To solve the problem, we need to find the value of \(\frac{|\text{adj} B|}{|C|}\), where \(A = \begin{pmatrix} 1 & -1 & 1 \\ 0 & 2 & -3 \\ 2 & 1 & 0 \end{pmatrix}\), \(B = \text{adj} A\), and \(C = 5A\). ### Step 1: Calculate the Determinant of Matrix A First, we need to find the determinant of matrix \(A\). \[ A = \begin{pmatrix} 1 & -1 & 1 \\ 0 & 2 & -3 \\ 2 & 1 & 0 \end{pmatrix} \] Using the determinant formula for a \(3 \times 3\) matrix: \[ |A| = a(ei - fh) - b(di - fg) + c(dh - eg) \] where \(A = \begin{pmatrix} a & b & c \\ d & e & f \\ g & h & i \end{pmatrix}\). Substituting the values: \[ |A| = 1(2 \cdot 0 - (-3) \cdot 1) - (-1)(0 \cdot 0 - (-3) \cdot 2) + 1(0 \cdot 1 - 2 \cdot 2) \] Calculating each term: 1. \(1(0 + 3) = 3\) 2. \(-(-1)(0 + 6) = 6\) 3. \(1(0 - 4) = -4\) So, \[ |A| = 3 + 6 - 4 = 5 \] ### Step 2: Calculate the Determinant of Matrix C Now, we find the determinant of \(C\): \[ C = 5A \] Using the property of determinants, \(|kA| = k^n |A|\), where \(n\) is the order of the matrix (in this case, \(n = 3\)): \[ |C| = 5^3 |A| = 125 \cdot 5 = 625 \] ### Step 3: Calculate the Determinant of Matrix B Next, we need to find \(|\text{adj} A|\).
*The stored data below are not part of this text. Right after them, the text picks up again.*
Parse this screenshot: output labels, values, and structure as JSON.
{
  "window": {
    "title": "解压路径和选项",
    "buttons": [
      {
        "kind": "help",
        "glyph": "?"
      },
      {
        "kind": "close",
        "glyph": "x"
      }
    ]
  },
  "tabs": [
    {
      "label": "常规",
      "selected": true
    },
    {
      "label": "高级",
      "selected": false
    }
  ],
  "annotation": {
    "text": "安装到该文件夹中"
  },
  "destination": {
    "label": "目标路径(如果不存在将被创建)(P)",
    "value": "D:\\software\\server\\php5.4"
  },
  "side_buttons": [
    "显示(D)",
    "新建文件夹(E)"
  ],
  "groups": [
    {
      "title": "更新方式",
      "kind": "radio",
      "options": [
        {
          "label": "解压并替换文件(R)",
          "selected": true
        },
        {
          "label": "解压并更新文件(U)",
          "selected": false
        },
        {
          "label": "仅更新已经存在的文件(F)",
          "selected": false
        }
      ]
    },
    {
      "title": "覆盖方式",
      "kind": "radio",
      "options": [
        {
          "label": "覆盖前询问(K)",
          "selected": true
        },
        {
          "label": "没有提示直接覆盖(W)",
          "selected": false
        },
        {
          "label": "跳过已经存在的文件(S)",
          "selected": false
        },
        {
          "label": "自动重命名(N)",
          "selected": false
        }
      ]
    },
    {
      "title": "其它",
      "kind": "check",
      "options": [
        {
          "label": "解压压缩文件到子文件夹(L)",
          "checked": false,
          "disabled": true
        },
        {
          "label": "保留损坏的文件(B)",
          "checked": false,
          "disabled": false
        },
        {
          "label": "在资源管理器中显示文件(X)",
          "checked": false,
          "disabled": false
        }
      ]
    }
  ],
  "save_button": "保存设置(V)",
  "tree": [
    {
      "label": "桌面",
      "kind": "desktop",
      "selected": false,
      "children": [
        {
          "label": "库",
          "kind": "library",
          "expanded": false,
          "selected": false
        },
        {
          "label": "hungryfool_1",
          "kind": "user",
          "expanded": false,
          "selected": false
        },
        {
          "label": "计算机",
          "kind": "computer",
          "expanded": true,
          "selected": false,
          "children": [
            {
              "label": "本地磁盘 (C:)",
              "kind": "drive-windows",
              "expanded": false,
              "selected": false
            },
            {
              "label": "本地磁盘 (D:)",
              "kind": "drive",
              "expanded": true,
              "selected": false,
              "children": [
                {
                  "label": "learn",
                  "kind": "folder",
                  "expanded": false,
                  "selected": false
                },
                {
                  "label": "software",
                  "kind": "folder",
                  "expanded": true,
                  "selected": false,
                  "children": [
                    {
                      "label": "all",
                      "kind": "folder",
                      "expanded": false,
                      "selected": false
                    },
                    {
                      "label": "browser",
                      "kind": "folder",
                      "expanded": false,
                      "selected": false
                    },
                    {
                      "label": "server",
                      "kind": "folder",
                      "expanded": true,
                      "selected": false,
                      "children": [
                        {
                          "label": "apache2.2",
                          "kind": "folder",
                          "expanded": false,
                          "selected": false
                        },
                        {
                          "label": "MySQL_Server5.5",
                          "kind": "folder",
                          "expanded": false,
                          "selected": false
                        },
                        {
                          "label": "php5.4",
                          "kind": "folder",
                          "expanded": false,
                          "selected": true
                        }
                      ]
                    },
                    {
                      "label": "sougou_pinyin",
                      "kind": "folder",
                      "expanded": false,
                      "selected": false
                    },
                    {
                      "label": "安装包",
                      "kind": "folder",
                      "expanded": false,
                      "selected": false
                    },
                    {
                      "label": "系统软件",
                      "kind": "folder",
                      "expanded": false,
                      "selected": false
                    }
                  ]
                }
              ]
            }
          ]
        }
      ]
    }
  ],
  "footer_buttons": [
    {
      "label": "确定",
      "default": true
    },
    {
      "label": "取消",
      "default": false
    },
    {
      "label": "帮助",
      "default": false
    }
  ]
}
The property of the adjoint states that: \[ |\text{adj} A| = |A|^{n-1} \] For our \(3 \times 3\) matrix, \(n = 3\): \[ |\text{adj} A| = |A|^{3-1} = |A|^2 = 5^2 = 25 \] ### Step 4: Calculate the Value of \(\frac{|\text{adj} B|}{|C|}\) Now we can find \(\frac{|\text{adj} B|}{|C|}\): \[ \frac{|\text{adj} B|}{|C|} = \frac{|\text{adj} A|}{|C|} = \frac{25}{625} = \frac{1}{25} = 1 \] ### Final Answer Thus, the value of \(\frac{|\text{adj} B|}{|C|}\) is \(1\).